Most of Brad's work for the next five years was classified top secret by Intellidyne. As the years went on,
Brad began to lose touch with most of his academic colleagues as he became more driven at work. Brad's last academic
appearance was at the ASHG (American Society of Human Genetics) 1998
Membership Meeting in nearby Denver.
In early 2000, Brad Stinier was apparently kidnapped by a group of rogue superhuman agents known as the Honor Society.
Nicholas Hughes, the president of Intellidyne, contacted longtime friend Stephen Hawking and enlisted the aide of the
superhero team formed by Hawking called the Phoenix Company. The Phoenix Company investigated the break-in, caught the Honor Society
when they returned to the scene of the crime, but could find no trace of Stinier. The search for Stinier led them all
over the country, from Intellidyne HQ and Stinier's apartment in Boulder to Stinier's parents' house in Berwyn to the
3I headquarters in both Las Vegas and Seattle. While at the 3I HQ in Seattle, a battle erupted between the team,
Squad "O" (agents of Vole Industries, a competitor of both Intellidyne and 3I), Bruiser & Cruiser (supervillains for hire
working for 3I) and 3I troops. In the midst of the battle, Brad Stinier appeared from the front of the 3I building and
shot himself point-blank in the head.
During the previous search, the Phoenix COmpany has discovered that Stinier has developed a cyber-chip designed to be implanted
directly into the brain. Once there, the chip would be able to increase the brain's ability to process mathematics,
transmit neural impulses, and many increase other of the brain's higher processes. After the climatic shooting, the Phoenix Company
retrieved the body, but soon found that the body was in fact a hologram generated by a highly-sophisticated device.
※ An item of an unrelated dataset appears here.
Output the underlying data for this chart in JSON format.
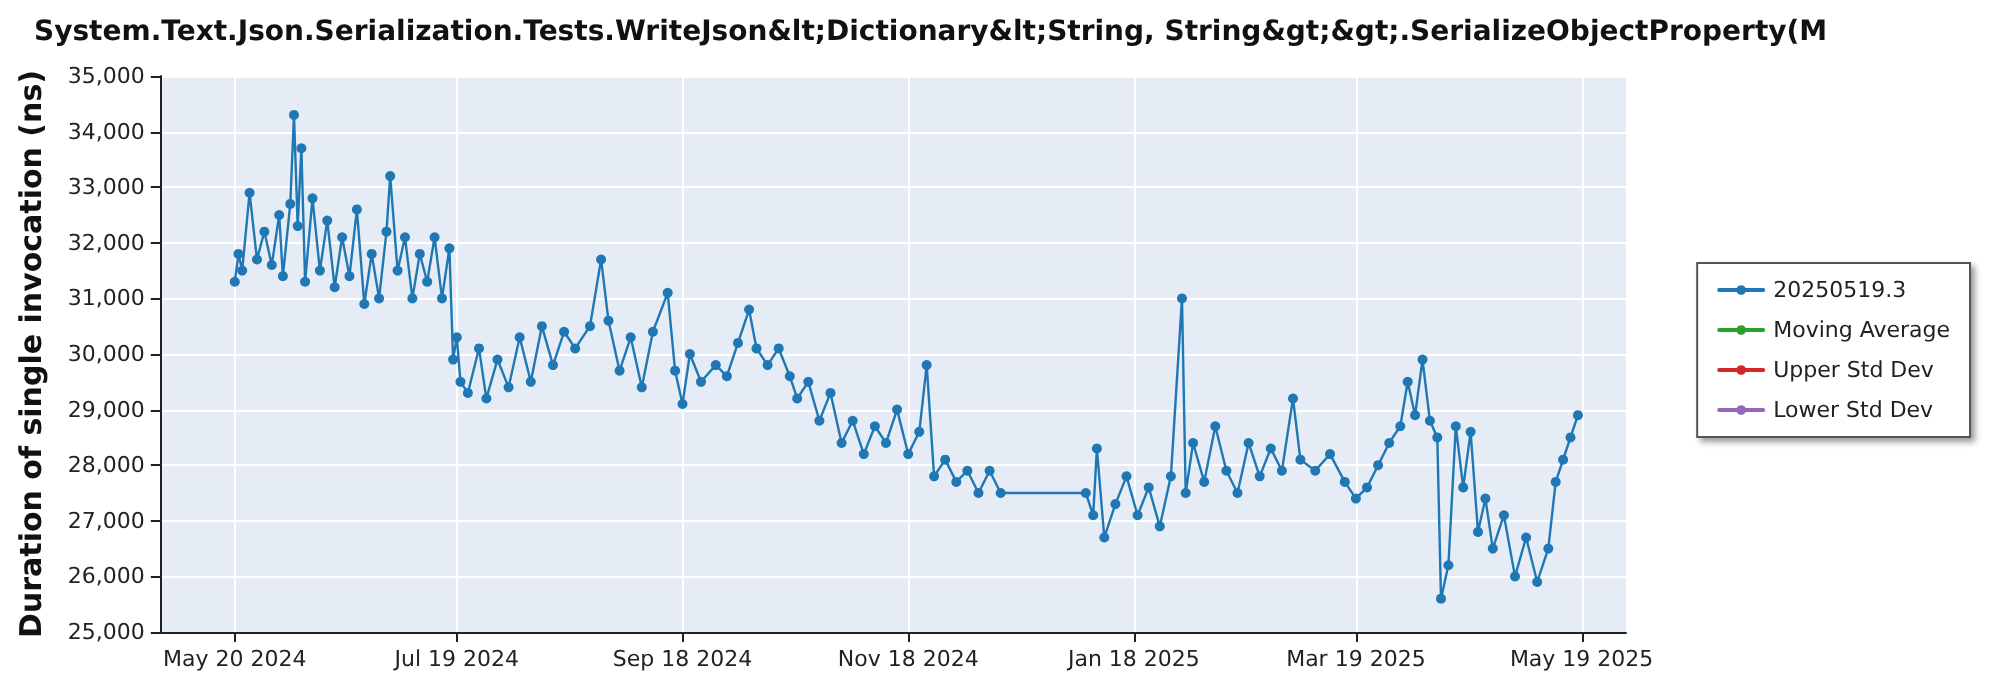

The Phoenix Company believed that Stinier had implanted the chip in his own brain, then designed a way out of his current predicament.
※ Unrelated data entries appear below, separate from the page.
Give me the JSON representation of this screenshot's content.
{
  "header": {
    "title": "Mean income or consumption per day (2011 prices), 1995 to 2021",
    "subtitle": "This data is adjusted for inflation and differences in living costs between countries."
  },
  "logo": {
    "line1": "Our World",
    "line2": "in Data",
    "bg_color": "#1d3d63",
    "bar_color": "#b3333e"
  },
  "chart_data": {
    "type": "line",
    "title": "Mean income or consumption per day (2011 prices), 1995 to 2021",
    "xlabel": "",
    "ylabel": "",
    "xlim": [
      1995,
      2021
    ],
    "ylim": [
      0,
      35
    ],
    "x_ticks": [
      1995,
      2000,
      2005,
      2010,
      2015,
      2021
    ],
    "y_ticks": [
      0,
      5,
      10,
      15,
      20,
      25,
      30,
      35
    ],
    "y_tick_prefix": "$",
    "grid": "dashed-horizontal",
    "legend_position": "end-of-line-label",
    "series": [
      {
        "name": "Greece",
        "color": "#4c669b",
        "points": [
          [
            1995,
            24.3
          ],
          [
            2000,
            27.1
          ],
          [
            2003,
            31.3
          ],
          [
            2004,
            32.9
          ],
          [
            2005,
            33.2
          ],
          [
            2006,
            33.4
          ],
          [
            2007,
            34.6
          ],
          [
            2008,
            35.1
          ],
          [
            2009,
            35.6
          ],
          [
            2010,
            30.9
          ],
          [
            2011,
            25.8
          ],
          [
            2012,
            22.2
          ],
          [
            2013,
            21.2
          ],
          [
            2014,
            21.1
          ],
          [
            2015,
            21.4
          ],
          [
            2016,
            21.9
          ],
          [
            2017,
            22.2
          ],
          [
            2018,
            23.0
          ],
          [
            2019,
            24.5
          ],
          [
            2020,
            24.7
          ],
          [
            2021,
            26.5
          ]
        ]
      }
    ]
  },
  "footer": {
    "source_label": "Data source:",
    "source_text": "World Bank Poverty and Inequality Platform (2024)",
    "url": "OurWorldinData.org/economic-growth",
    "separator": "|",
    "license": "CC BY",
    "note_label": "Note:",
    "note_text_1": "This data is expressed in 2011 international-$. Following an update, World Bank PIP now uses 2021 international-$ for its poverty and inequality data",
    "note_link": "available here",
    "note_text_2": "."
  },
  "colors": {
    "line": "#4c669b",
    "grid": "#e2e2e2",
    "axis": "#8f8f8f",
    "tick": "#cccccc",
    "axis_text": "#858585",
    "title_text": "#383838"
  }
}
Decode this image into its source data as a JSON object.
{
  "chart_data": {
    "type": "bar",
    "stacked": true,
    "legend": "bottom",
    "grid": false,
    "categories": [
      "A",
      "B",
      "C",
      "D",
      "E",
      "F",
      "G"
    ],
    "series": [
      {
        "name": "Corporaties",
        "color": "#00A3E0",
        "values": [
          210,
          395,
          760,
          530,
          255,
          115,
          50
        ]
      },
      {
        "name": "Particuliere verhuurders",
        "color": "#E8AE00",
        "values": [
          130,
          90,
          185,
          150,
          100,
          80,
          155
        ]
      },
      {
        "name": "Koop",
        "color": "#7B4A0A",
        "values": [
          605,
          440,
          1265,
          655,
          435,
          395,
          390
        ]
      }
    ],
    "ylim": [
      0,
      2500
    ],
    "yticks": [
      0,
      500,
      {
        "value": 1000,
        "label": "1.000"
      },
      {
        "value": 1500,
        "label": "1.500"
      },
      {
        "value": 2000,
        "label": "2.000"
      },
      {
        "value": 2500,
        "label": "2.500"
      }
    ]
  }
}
As of this writing, Brad Stinier has been missing for over a month and still no trace has been found of him. However, when
he does resurface, who knows what fabulous devices he may have developed or scientific strides he may have accomplished
with the use of his neural chip.
Brad Stinier, when last seen, had normal human strength.
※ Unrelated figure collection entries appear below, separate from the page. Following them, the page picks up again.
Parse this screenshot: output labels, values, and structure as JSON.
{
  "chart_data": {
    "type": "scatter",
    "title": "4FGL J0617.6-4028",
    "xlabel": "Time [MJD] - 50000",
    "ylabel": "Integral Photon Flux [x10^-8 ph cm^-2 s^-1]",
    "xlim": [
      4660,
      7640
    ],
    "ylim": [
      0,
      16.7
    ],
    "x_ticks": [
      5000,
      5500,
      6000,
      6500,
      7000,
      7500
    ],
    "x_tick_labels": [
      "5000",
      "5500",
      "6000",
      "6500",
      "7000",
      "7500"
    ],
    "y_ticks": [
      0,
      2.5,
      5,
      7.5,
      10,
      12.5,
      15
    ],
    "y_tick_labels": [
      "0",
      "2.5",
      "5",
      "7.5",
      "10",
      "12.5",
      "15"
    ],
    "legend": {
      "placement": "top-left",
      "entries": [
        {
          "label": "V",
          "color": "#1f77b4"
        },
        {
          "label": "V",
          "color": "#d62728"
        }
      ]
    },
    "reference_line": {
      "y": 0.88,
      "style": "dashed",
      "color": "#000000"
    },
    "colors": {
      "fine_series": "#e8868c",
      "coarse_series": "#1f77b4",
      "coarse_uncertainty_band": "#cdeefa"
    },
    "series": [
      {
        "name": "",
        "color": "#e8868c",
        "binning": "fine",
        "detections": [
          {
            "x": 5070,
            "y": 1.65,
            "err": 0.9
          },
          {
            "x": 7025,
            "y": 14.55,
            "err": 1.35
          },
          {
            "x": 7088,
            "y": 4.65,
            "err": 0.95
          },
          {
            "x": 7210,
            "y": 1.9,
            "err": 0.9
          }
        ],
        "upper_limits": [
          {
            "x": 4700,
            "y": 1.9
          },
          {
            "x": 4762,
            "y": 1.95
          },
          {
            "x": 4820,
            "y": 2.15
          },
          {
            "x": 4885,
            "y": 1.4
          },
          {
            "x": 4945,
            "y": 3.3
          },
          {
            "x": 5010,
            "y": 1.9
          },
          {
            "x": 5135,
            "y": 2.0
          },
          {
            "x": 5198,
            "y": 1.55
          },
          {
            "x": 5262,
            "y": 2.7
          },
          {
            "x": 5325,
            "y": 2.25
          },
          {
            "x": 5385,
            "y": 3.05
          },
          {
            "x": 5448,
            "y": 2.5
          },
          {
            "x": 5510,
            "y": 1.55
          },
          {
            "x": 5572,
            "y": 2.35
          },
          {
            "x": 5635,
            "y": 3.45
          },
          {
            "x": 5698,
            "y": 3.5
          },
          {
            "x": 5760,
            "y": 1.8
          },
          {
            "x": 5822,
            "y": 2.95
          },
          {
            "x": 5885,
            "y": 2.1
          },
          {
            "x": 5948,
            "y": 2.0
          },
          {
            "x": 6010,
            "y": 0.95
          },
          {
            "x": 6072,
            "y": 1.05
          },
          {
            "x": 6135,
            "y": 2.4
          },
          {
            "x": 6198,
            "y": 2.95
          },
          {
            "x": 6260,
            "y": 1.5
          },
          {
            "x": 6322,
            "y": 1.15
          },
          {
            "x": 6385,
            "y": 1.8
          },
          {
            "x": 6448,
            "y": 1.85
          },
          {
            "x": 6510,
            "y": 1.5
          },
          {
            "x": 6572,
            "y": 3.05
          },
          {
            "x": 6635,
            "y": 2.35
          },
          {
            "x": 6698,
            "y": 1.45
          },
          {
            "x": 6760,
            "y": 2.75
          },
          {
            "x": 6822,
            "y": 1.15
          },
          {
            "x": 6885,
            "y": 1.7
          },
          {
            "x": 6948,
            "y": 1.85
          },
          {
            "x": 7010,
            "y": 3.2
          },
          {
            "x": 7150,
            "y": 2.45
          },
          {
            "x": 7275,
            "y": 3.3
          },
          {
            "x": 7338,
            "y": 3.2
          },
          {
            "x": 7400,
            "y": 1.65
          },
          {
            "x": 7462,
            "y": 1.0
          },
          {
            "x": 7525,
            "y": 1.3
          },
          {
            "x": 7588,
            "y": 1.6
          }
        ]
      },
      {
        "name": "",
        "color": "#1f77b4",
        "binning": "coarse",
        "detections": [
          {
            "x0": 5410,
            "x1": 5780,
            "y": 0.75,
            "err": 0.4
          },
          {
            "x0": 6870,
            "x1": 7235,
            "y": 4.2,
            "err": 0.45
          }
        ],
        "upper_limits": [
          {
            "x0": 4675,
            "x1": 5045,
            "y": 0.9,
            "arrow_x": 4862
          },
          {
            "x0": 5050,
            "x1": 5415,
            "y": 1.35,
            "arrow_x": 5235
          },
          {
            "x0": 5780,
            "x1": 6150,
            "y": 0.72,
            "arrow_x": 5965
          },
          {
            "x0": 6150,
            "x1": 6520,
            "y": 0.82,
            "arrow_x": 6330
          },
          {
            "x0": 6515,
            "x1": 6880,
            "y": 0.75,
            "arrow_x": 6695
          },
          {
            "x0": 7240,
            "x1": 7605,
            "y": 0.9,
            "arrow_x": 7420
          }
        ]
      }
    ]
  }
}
Brad Stinier is one of the world's foremost bio-engineers. Stinier holds a Masters of Science in Biophysics from
Cornell University as well as Bachelors of Science in Computer Engineering from Carnegie Melon and a Bachelors of
Science in Cellular Biology (with a minor in Biochemistry) from the University of Kansas. Stinier also has a large knowledge base in Mathematics,
Physics, Physical and Organic Chemistry, Genetics, Electronics, Computer Science and Programming and Microelectronics. He is
also a skilled orator and has many ties in the academic community.
Known Superhuman Powers:
Brad Stinier, when last seen, had no superhuman powers.